The Stonewall Inn, landmark of the LGBT movement, is a step closer to becoming an actual landmark. On Tuesday, the Landmarks Preservation Commission voted to schedule (or calendar, in LPC speak) a public hearing to designate the bar at 51-53 Christopher Street as an individual landmark. That hearing will take place on Tuesday, June 23.
The move is somewhat unusual since the bar is in the Greenwich Village Historic District, which was designated on April 29, 1969, and is already protected by the LPC. For many, however, this move is long overdue, for the Stonewall Rebellion wouldn’t begin until June 28 of that year. That means that the designation report, which guides how to preserve the site, makes no mention of the events.
As the LPC’s research report states, “a police raid at this gay bar in Greenwich Village resulted in active resistance forcing the police to retreat into the bar, setting off five days of rioting and demonstrations with unprecedented cries for ‘gay pride’ and ‘gay power.’ The Stonewall uprising was the catalyst for a new more radical phase in the LGBT Liberation Movement. Within a few months, in direct response to Stonewall, several activist organizations were formed in New York City, including the Gay Liberation Front, the Gay Activists Alliance, Radical Lesbians, and the Street Transvestites Action Revolutionaries. Soon new organizations were being established across the U.S. and throughout the world to promote LGBT civil rights.”

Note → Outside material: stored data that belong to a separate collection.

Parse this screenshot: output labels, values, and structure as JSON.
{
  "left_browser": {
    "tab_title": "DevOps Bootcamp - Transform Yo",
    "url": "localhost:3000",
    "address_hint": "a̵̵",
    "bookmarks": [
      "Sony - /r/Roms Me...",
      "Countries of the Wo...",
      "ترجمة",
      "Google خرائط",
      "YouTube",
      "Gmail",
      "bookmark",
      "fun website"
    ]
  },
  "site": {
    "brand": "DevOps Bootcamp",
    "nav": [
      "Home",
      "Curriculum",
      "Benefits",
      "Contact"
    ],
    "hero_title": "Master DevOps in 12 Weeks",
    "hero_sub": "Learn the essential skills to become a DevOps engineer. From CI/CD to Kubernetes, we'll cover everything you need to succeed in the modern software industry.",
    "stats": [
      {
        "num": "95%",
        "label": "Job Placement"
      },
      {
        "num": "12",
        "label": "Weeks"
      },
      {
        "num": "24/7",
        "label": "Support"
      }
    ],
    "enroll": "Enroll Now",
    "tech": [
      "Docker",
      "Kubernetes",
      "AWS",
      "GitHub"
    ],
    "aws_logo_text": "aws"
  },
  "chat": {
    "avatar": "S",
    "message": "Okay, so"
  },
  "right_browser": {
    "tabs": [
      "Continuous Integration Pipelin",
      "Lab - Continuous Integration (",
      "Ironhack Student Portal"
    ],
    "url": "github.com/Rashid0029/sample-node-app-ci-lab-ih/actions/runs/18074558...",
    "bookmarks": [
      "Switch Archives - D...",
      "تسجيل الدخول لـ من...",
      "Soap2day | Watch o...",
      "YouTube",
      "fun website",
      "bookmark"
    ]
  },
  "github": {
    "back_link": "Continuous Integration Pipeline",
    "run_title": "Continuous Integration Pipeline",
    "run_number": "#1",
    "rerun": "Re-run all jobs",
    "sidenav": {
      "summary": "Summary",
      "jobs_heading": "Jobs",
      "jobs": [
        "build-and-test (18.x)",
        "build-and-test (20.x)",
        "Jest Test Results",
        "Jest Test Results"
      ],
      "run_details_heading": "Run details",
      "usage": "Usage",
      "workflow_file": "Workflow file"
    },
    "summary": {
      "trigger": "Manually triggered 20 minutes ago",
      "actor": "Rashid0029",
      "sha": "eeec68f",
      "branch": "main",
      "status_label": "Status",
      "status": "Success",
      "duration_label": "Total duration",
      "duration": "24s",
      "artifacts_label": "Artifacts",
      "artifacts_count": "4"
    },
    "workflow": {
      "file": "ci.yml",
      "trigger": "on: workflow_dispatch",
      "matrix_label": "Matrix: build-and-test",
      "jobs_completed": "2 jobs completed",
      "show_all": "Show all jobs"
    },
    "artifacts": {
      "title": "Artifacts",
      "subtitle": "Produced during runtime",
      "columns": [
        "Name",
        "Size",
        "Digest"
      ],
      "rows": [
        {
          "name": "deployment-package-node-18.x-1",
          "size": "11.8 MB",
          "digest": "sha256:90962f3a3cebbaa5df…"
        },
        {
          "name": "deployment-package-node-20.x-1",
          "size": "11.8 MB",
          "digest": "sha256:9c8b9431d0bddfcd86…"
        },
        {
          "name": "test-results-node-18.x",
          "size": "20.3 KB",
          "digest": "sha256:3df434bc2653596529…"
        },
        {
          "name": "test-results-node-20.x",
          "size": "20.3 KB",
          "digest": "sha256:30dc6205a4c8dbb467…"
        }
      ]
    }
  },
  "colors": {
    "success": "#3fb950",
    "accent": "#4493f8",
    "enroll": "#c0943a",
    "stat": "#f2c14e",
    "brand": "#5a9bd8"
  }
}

The report adds that, “On June 28, 1970, the first anniversary of the Stonewall Rebellion was commemorated as Christopher Street Liberation Day; the main event was a march from Greenwich Village to Central Park. That day, Pride marches were also held in Los Angeles, San Francisco, and Chicago. Those celebrations have since grown into the internationally-celebrated LGBT Pride Month, with events held annually throughout the world.”
LPC Chair Meenakshi Srinivasan said she was “very proud” of the commission’s move and said there was “no better time” for it than at the outset of pride month. She said the events of 1969 “galvanized a movement that brought LGBT right to the fore with rippling effects across the country.” “LGBT rights and marriage equality are civil rights issues of our time,” she added. Commissioner Frederick Bland, who is, by profession, an architect, said he hoped more places of cultural history would be considered for designation outside their architectural merit (or lack thereof). “Buildings remember and they testify,” said Commissioner Adi Shamir-Baron.
The buildings themselves were originally stables constructed in 1843 and 1846 and were merged at the first floor and given a new façade in 1930. After being a bakery, it was taken over by the Stonewall Inn Restaurant. Following a fire, the restaurant reopened as the Stonewall Inn gay club/bar.
Andrew Berman, Executive Director of the Greenwich Village Society for Historic Preservation, told YIMBY that designating the Stonewall Inn as an individual landmark would give it an added layer of protection. “[These buildings] are special and this is why,” he said. “Few sites more powerfully embody the struggle for lesbian, gay, bisexual, and transgender rights, and for achieving a fairer and more just society, than the Stonewall Inn,” he added in a statement. “Stonewall represents brave and trailblazing social change, and is just one of many examples of how the Village and other communities of Lower Manhattan helped re-write history and change the world for the better.”
A public hearing will be held on Tuesday, June 23 at One Centre Street, ninth floor. Anyone is welcome to testify for three minutes a piece. Then the commission will vote on designation. It could happen that day, but it also might not.